# Epic Fire Truck!



## bigfishy (Jun 19, 2009)

How is this possible?????


----------



## wesignup (Apr 24, 2008)

WoW!!! That engine will need some servicing after that run!


----------



## 50seven (Feb 14, 2010)

Nah, just run it good and hot and let all that moisture work it's way out, LOL. What a pile of bullcrap those fireman got for that. For crying out loud, just let them do their job. Firemen are supposed to do epic and awesome stuff. If you're jealous, go join the fire department yourself or shove a fire extinguisher up your throat and shut up. Some people.


----------



## Riceburner (Mar 14, 2008)

as long as the air intake and exhaust clear the water it's good to go.


----------



## Sameer (Sep 30, 2007)

Riceburner said:


> as long as the air intake and exhaust clear the water it's good to go.

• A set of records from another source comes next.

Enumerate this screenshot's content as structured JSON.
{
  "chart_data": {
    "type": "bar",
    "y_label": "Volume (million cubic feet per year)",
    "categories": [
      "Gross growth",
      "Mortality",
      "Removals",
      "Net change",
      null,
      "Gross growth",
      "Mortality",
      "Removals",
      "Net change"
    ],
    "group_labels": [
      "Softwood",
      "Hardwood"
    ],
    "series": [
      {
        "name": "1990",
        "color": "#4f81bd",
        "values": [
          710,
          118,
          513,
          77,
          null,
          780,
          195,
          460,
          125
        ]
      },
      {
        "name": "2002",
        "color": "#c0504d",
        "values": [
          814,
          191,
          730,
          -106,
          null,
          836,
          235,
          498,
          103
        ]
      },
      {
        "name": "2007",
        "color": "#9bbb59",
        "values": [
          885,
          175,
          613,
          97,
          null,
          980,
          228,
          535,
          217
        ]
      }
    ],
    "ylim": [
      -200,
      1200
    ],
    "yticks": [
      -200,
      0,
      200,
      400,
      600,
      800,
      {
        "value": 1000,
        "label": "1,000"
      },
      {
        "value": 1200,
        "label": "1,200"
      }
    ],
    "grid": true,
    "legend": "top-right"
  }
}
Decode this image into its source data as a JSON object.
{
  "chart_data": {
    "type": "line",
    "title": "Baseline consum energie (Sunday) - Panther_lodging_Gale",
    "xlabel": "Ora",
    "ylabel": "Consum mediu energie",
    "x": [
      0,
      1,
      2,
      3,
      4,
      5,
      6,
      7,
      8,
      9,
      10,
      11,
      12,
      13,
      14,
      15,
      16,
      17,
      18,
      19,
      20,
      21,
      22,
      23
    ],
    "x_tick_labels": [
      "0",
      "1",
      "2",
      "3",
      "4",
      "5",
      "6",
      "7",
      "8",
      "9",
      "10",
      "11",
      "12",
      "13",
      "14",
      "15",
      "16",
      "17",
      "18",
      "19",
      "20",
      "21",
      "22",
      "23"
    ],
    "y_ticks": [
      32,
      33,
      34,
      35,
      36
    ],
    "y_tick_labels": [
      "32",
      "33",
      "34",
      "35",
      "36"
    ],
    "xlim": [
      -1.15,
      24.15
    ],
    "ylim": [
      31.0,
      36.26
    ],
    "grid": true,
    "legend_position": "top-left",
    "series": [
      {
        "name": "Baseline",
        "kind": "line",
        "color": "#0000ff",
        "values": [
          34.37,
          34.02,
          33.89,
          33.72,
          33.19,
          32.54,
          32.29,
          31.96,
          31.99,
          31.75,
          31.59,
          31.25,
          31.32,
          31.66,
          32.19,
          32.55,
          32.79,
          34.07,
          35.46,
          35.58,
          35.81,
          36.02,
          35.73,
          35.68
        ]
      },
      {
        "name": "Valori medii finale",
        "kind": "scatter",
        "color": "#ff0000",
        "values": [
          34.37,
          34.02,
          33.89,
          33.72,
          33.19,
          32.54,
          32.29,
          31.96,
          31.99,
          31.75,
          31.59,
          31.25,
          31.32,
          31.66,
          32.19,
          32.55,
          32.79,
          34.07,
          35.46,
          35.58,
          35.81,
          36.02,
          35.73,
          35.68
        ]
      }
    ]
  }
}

Yea Im guessing they had the extended air intake. Must have alot of hp or torque to go through that much water. It was also heavy enough not to float a bit.


----------



## fly4awhiteguy (Dec 27, 2011)

i couldnt see one visible on the truck but my bet would be that the truck had a snorkel on it.. but what made me laugh was that the driver seemed to think windshield wipers would help him


----------